Dear Human,
We are pleased to inform you that after several decades of constant (if often subpar) operation, you have finally crossed the threshold from “garage sale junk” to “retro memorabilia.” Your body is no longer considered a worn-out, high-mileage clunker, but a heritage artifact in fair to salvageable condition.
Congratulations on this status upgrade. But it’s important not to rest on those laurels—the leaves are prickly and offer no lumbar support for your delicate relic of a body. Now that you are a vintage human, you’ll need to elevate your care routine from basic annual maintenance to an expensive hobby that takes up most of the space in your house and on your calendar.
First, revamp your fueling system. Once upon a time, your diet consisted of leftover pizza from student club meetings and jungle juice from Delta Chi parties. Try that now and you’ll be vomiting up internal organs. Also out of the question: lactose, gluten, sulfites, fried foods, coffee after 11 a.m., and any curry spicier than “extra mild.” Just as a World War II P-51 Mustang only takes leaded 100-octane avgas, you’ll need to fibermaxx with asparagus smoothies from here on out. The fumes from both smell awful, but this is what’s required to avoid catastrophic engine failure.
Remember: Your warranty has long since expired, and spare parts are tough to find, so you must remain vigilant about upkeep.

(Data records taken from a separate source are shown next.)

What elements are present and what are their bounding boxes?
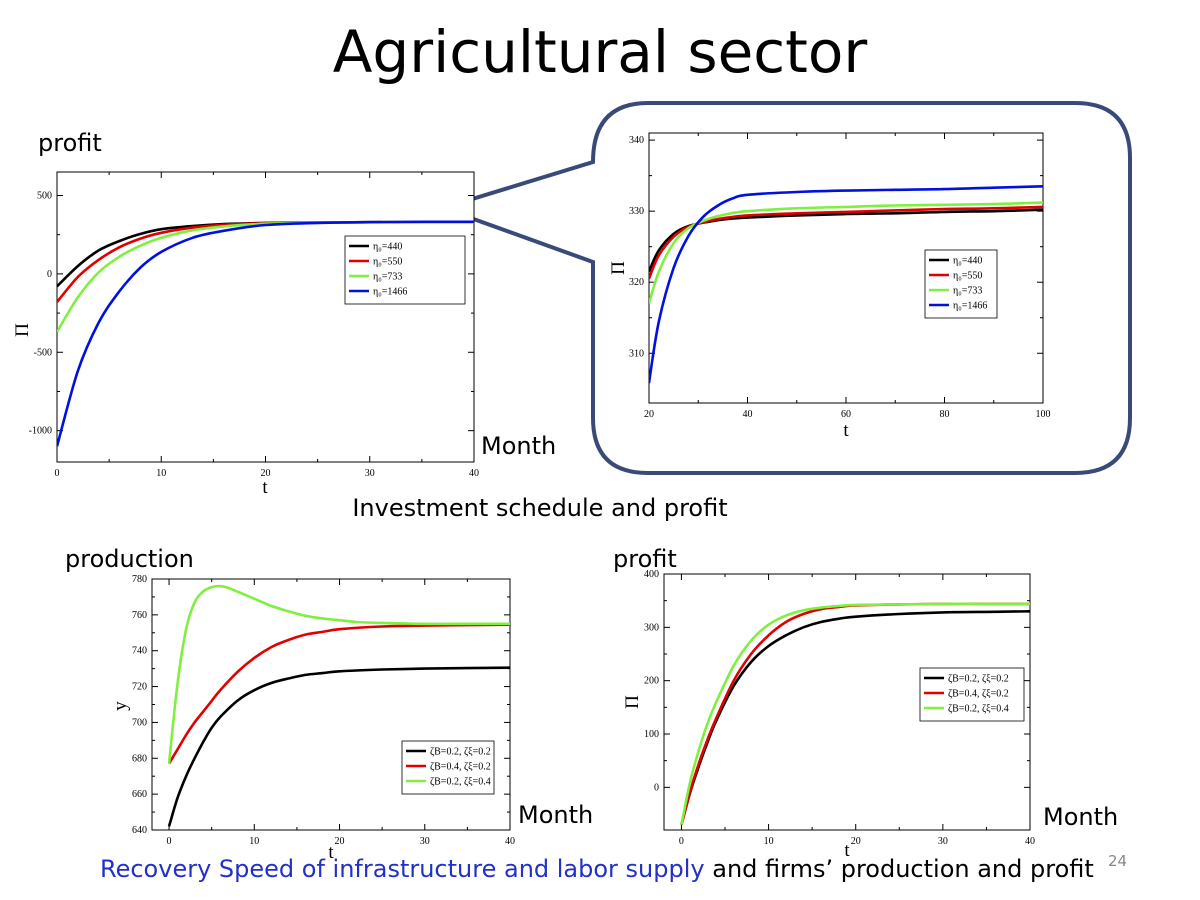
series-line-4	[649, 185, 1043, 384]
x-tick-label: 80	[940, 409, 950, 420]
y-axis-label: Π	[12, 323, 33, 337]
x-tick-label: 10	[764, 836, 774, 847]
legend-entry: η₀=1466	[953, 301, 987, 312]
x-tick-label: 20	[851, 836, 861, 847]
x-tick-label: 30	[365, 468, 375, 479]
x-tick-label: 0	[679, 836, 684, 847]
series-line-3	[649, 201, 1043, 304]
legend-entry: η₀=440	[373, 242, 402, 253]
legend-entry: ζB=0.4, ζξ=0.2	[430, 762, 491, 773]
bottom-left-ylabel: production	[65, 545, 194, 573]
legend-entry: η₀=733	[953, 286, 982, 297]
chart-bottom-left: 0 10 20 30 40 640 660 680 700 720 740 760 780 t y ζB=0.…	[110, 574, 515, 863]
y-axis-label: Π	[608, 261, 629, 275]
legend-entry: ζB=0.2, ζξ=0.4	[948, 704, 1009, 715]
plot-frame	[56, 171, 475, 463]
bottom-caption: Recovery Speed of infrastructure and lab…	[100, 855, 1094, 883]
x-tick-label: 0	[167, 836, 172, 847]
bottom-caption-rest: and firms’ production and profit	[704, 855, 1094, 883]
legend-box	[344, 235, 466, 305]
y-tick-label: 680	[132, 753, 147, 764]
y-tick-label: 330	[629, 206, 644, 217]
series-line-3	[680, 602, 1030, 825]
x-tick-label: 10	[249, 836, 259, 847]
x-tick-label: 40	[469, 468, 479, 479]
y-tick-label: -1000	[29, 426, 52, 437]
y-tick-label: 300	[644, 622, 659, 633]
investment-caption: Investment schedule and profit	[352, 494, 728, 522]
y-tick-label: -500	[34, 347, 52, 358]
x-axis-label: t	[844, 840, 850, 861]
y-tick-label: 340	[629, 135, 644, 146]
legend-entry: η₀=550	[373, 257, 402, 268]
series-line-1	[167, 666, 510, 827]
y-tick-label: 760	[132, 610, 147, 621]
legend-entry: η₀=440	[953, 256, 982, 267]
x-tick-label: 10	[156, 468, 166, 479]
y-tick-label: 100	[644, 729, 659, 740]
x-tick-label: 60	[841, 409, 851, 420]
x-tick-label: 30	[420, 836, 430, 847]
y-tick-label: 700	[132, 717, 147, 728]
bottom-left-month-label: Month	[518, 801, 594, 829]
series-line-2	[167, 623, 510, 765]
y-axis-label: y	[110, 701, 131, 711]
bottom-right-month-label: Month	[1043, 803, 1119, 831]
bottom-right-ylabel: profit	[613, 545, 677, 573]
legend-entry: ζB=0.2, ζξ=0.2	[948, 674, 1009, 685]
y-tick-label: 320	[629, 277, 644, 288]
y-axis-label: Π	[622, 695, 643, 709]
chart-zoom: 20 40 60 80 100 310 320 330 340 t Πη₀=440 η₀=550 η₀=…	[608, 132, 1051, 441]
y-tick-label: 0	[654, 782, 659, 793]
bottom-caption-highlight: Recovery Speed of infrastructure and lab…	[100, 855, 705, 883]
legend-entry: η₀=733	[373, 272, 402, 283]
chart-top-left: 0 10 20 30 40 -1000 -500 0 500 t Πη₀=440 η₀=550 η₀=7…	[12, 171, 479, 498]
y-tick-label: 660	[132, 789, 147, 800]
legend-entry: ζB=0.2, ζξ=0.2	[430, 747, 491, 758]
series-line-3	[167, 584, 510, 764]
x-tick-label: 40	[743, 409, 753, 420]
series-line-2	[649, 205, 1043, 280]
top-left-month-label: Month	[481, 432, 557, 460]
x-axis-label: t	[328, 842, 334, 863]
legend-box	[924, 249, 998, 319]
x-tick-label: 20	[335, 836, 345, 847]
legend-entry: ζB=0.2, ζξ=0.4	[430, 777, 491, 788]
x-axis-label: t	[262, 477, 268, 498]
x-tick-label: 30	[938, 836, 948, 847]
x-tick-label: 40	[505, 836, 515, 847]
x-tick-label: 40	[1025, 836, 1035, 847]
legend-entry: η₀=1466	[373, 287, 407, 298]
y-tick-label: 500	[37, 191, 52, 202]
legend-entry: η₀=550	[953, 271, 982, 282]
y-tick-label: 640	[132, 825, 147, 836]
page-number: 24	[1108, 852, 1128, 870]
legend-entry: ζB=0.4, ζξ=0.2	[948, 689, 1009, 700]
y-tick-label: 400	[644, 569, 659, 580]
x-axis-label: t	[843, 420, 849, 441]
slide-title: Agricultural sector	[332, 18, 868, 86]
y-tick-label: 310	[629, 348, 644, 359]
y-tick-label: 780	[132, 574, 147, 585]
y-tick-label: 720	[132, 682, 147, 693]
y-tick-label: 200	[644, 676, 659, 687]
y-tick-label: 0	[47, 269, 52, 280]
y-tick-label: 740	[132, 646, 147, 657]
x-tick-label: 20	[261, 468, 271, 479]
x-tick-label: 0	[55, 468, 60, 479]
x-tick-label: 100	[1036, 409, 1051, 420]
x-tick-label: 20	[644, 409, 654, 420]
series-line-4	[57, 220, 474, 447]
top-left-ylabel: profit	[38, 129, 102, 157]
series-line-1	[649, 208, 1043, 273]
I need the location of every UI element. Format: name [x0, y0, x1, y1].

Watch out for leaks.
The problem is that Homo sapiens bodies, like 1950s-era vinyl dolls, were never built to last this long. Evolution designed you to have two or three solid decades of hunting-gathering before dying in hand-to-paw combat with a dire wolf. In your forties and beyond, exposure to the elements in the form of mowing your lawn or shoveling snow out of your driveway can result in rapid deterioration of your vintage frame. If you want to extend your useful life and look as well-preserved as those collectible Barbies your grandmother used to display, you, too, will need to avoid UV rays and be stored in a smoke-free, climate-controlled environment at all times.
Like Depression-era glassware, you should be kept out of reach of children. Not just because of your general frailty, but also because your body is full of arsenic, uranium, and other toxic chemicals you were regularly exposed to before the existence of the EPA.
Treat your body the way you’d treat heirloom furniture thrifted from a flea market. Use oils for creaky joints, a mild shampoo for washing, and moisturizer cream to prevent cracks in the leather. If you decide to undergo a more drastic restoration project to regain your youthful appearance, go light on the furniture wax and/or Botox. You don’t want to turn yourself from a slightly scuffed midcentury classic into a brutalist nightmare with Mar-a-Lago face.
As an antique person, you should avoid activities that would stress your fragile parts. That means no more marathons, contact sports, or getting out of bed too fast. Take inspiration from other classic bodies like the 1927 Ford Model T. You can still go out for short excursions in good weather on well-paved streets, provided you’ve gone through your weekly checklist to ensure all major systems are still functioning properly. Just be prepared for gawking from other drivers on the road, who will loudly express incredulity at your continued existence and ask whether it’s safe for someone of your age to be out in public.